I build with the flags "-mcpu=avx2 -O -m64" under windows 64
bits using "DMD32 D Compiler v2.090.1-dirty"
I have the following function :
float mul_add(float a, float b, float c); //Return a * b + c
When I try to call it :
float f = d_mul_add(1.0, 2.0, 3.0);
I tested with other functions with float parameters, and there
is the same problem.
Then the following instructions are generated :
//Loads the values, as it can be expected
vmovss xmm2,dword [rel 0x64830]
vmovss xmm1,dword [rel 0x64834]
vmovss xmm0,dword [rel 0x64838]
//Why ?
movq r8,xmm2
movq rdx,xmm1
movq rcx,xmm0
//
call 0x400 //0x400 is where the mul_add function is located
My questions are :
- Is there a reason why the registers xmm0/1/2 are saved in
rcx/rdx/r8 before calling ? The calling convention specifies
that the floating point parameters have to be put in xmm
registers, and not GPR, unless you are using your own calling
convention.
- Why is it done using non-avx instructions ? Mixing AVX and
non-AVX instructions may impact the speed greatly.

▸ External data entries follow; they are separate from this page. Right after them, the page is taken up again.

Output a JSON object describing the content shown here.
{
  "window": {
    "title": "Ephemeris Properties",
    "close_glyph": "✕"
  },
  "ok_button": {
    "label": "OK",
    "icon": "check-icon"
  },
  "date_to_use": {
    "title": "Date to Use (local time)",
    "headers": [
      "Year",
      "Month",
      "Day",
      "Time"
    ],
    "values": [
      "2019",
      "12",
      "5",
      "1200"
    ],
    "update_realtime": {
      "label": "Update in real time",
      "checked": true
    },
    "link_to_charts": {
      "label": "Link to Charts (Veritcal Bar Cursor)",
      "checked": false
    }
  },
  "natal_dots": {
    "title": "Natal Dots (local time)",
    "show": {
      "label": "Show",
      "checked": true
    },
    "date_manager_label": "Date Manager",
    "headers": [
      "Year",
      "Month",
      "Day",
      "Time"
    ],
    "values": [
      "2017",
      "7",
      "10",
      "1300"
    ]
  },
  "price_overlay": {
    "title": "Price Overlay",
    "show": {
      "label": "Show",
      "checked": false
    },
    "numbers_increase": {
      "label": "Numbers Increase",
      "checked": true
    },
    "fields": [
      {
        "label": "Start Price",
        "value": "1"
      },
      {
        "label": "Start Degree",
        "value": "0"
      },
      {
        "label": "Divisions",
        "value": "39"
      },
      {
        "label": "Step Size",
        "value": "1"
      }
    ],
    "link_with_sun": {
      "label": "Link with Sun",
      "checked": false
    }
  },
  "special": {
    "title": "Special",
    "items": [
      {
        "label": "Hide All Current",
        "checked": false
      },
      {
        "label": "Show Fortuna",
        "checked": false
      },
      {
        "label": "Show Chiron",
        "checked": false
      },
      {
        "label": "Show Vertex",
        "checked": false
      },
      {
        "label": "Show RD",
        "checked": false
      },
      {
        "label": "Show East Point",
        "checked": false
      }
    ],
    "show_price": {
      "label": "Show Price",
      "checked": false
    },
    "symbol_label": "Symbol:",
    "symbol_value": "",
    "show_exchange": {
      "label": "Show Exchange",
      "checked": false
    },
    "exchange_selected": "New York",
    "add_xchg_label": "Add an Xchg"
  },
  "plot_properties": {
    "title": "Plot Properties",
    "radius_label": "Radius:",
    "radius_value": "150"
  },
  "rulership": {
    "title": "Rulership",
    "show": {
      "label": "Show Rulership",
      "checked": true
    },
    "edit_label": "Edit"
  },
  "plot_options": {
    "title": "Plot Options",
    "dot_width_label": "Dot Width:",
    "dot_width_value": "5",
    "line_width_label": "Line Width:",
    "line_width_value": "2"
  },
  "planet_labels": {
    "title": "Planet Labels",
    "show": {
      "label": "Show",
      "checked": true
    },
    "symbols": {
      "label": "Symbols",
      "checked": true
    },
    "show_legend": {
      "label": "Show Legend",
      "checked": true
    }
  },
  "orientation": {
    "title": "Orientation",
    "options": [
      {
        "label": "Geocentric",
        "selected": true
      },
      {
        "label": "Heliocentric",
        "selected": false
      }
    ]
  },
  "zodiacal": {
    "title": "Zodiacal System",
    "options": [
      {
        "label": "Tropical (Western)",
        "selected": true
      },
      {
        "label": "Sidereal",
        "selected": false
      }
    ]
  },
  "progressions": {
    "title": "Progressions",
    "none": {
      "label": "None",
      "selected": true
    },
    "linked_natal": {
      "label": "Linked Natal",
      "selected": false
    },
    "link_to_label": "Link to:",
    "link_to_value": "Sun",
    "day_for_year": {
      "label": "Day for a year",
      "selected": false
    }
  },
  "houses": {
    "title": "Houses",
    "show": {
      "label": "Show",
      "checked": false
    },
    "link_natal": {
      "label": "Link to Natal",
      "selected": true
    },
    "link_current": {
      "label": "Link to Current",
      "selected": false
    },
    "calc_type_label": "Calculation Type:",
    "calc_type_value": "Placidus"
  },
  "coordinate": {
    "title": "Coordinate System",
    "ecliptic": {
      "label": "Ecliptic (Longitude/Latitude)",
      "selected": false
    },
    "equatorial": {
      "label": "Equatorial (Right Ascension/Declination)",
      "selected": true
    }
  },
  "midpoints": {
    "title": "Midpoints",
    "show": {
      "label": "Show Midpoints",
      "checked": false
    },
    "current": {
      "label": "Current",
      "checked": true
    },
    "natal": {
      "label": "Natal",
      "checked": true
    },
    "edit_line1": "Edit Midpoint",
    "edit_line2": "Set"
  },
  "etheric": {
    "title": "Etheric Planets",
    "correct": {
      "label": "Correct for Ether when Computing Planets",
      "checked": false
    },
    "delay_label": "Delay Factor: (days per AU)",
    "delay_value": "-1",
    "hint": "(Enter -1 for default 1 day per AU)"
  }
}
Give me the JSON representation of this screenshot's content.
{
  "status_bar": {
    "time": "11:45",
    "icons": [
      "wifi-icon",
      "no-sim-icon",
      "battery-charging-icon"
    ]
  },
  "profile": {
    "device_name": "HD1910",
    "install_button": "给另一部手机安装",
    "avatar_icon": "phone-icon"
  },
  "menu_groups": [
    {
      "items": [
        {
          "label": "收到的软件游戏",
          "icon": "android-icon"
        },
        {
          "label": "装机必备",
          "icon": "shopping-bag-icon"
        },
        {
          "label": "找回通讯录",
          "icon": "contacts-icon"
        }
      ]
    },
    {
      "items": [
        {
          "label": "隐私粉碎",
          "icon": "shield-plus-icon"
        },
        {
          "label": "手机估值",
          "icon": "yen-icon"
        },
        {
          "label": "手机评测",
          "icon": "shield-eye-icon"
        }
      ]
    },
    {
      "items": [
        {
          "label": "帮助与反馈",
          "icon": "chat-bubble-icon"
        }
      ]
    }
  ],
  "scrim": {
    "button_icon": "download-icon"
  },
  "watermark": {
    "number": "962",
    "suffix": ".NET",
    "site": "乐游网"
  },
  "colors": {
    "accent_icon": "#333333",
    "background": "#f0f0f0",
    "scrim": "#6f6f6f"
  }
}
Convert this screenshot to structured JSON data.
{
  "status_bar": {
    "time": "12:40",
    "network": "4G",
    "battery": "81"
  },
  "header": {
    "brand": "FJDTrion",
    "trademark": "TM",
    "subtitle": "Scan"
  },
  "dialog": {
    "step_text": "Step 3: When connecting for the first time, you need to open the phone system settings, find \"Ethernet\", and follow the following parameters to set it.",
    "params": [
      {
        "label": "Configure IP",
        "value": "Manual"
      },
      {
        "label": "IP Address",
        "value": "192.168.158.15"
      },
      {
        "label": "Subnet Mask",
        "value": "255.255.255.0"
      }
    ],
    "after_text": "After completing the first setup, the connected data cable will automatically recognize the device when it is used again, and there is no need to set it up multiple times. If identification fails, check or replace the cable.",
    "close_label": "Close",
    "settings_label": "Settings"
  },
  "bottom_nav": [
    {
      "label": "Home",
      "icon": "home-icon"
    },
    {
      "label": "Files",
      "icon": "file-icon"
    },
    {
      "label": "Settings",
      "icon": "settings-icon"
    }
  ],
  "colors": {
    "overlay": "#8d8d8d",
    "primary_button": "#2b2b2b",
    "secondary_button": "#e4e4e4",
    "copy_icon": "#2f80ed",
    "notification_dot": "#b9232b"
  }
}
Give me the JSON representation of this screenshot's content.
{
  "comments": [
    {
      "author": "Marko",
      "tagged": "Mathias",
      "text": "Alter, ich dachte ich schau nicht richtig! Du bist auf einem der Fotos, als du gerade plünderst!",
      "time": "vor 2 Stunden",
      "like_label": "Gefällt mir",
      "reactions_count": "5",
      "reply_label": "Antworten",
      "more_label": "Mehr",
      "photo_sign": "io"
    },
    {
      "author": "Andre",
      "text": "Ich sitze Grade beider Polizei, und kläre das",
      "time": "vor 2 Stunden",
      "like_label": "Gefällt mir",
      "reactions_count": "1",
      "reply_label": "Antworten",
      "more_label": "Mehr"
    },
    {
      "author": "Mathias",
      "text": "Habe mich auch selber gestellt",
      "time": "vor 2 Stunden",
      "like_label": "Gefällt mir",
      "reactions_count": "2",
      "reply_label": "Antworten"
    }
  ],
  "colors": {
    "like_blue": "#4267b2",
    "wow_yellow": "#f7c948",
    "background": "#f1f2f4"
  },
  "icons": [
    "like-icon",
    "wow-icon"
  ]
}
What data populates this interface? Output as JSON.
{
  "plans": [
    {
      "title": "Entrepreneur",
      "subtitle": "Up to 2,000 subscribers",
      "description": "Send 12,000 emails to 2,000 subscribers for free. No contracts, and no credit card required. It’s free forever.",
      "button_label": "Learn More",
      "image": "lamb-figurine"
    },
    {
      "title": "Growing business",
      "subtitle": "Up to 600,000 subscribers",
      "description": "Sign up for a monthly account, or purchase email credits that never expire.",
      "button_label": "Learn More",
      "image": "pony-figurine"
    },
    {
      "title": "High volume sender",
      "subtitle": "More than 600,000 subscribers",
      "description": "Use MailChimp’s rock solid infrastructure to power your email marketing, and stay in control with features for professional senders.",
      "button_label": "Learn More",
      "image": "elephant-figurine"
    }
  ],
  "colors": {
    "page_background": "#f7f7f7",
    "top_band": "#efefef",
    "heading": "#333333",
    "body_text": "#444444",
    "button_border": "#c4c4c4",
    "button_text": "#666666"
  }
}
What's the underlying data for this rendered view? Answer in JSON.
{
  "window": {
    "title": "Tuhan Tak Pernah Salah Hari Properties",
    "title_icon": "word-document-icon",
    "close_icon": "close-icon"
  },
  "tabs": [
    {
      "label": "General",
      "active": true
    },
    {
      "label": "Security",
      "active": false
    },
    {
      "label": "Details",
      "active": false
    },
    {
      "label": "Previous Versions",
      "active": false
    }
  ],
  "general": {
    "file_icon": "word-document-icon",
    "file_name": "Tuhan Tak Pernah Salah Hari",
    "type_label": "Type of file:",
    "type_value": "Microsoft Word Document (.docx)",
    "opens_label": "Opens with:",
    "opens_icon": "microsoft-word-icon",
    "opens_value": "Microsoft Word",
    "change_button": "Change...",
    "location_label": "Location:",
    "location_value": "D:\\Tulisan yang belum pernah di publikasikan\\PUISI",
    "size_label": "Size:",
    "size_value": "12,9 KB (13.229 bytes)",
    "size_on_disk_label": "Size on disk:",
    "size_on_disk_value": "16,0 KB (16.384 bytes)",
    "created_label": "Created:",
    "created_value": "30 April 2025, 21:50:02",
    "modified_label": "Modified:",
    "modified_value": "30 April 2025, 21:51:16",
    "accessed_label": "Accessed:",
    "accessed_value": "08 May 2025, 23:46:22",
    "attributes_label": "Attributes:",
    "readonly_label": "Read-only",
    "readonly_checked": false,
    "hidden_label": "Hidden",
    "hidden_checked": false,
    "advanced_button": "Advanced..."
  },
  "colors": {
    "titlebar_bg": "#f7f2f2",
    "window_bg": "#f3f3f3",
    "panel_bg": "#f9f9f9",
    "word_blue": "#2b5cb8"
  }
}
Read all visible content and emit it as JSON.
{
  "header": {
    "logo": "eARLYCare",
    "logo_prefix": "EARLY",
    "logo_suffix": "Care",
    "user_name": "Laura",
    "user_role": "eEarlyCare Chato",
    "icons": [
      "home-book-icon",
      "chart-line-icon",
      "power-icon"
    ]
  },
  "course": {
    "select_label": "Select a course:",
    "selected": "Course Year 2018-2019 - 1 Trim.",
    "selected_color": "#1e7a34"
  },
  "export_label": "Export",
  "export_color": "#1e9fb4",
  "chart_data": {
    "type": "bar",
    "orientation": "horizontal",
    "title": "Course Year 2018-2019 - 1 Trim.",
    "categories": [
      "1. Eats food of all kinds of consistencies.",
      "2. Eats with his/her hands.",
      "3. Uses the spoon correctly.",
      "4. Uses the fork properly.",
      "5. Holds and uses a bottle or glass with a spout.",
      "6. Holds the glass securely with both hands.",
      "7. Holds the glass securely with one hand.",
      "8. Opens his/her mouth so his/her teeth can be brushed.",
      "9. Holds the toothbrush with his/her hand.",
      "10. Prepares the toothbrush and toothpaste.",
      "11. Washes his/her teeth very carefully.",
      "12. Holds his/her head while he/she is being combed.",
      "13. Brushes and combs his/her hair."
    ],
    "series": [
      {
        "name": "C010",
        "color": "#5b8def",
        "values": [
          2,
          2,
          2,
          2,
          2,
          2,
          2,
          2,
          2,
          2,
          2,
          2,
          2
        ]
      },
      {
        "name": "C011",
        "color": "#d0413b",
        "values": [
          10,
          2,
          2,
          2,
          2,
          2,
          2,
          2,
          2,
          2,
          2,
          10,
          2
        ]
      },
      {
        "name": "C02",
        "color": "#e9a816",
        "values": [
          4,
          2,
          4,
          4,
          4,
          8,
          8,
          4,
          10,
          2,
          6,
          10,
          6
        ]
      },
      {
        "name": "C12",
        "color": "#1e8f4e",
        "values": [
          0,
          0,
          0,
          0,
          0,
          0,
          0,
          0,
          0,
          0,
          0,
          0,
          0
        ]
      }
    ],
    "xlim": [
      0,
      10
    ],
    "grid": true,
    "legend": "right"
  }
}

Any idea ? Thank you in advance.
It's simply the bad codegen (or rather a missed opportunity to
optimize) from DMD, its backend doesn't see that the parameters
are already in the right order and in the right registers so it
copy them and put them in the regs for the inner func call.
I had observed this in the past too, i.e unexplained round
tripping from GP to SSE regs. For good FP codegen use LDC2 or GDC
or write iasm (but loose inlining).
For other people who'd like to observe the problem:
https://godbolt.org/z/gvqEqz.
By the way I had to deactivate AVX2 targeting because otherwise
the result is even more weird (https://godbolt.org/z/T9NwMc)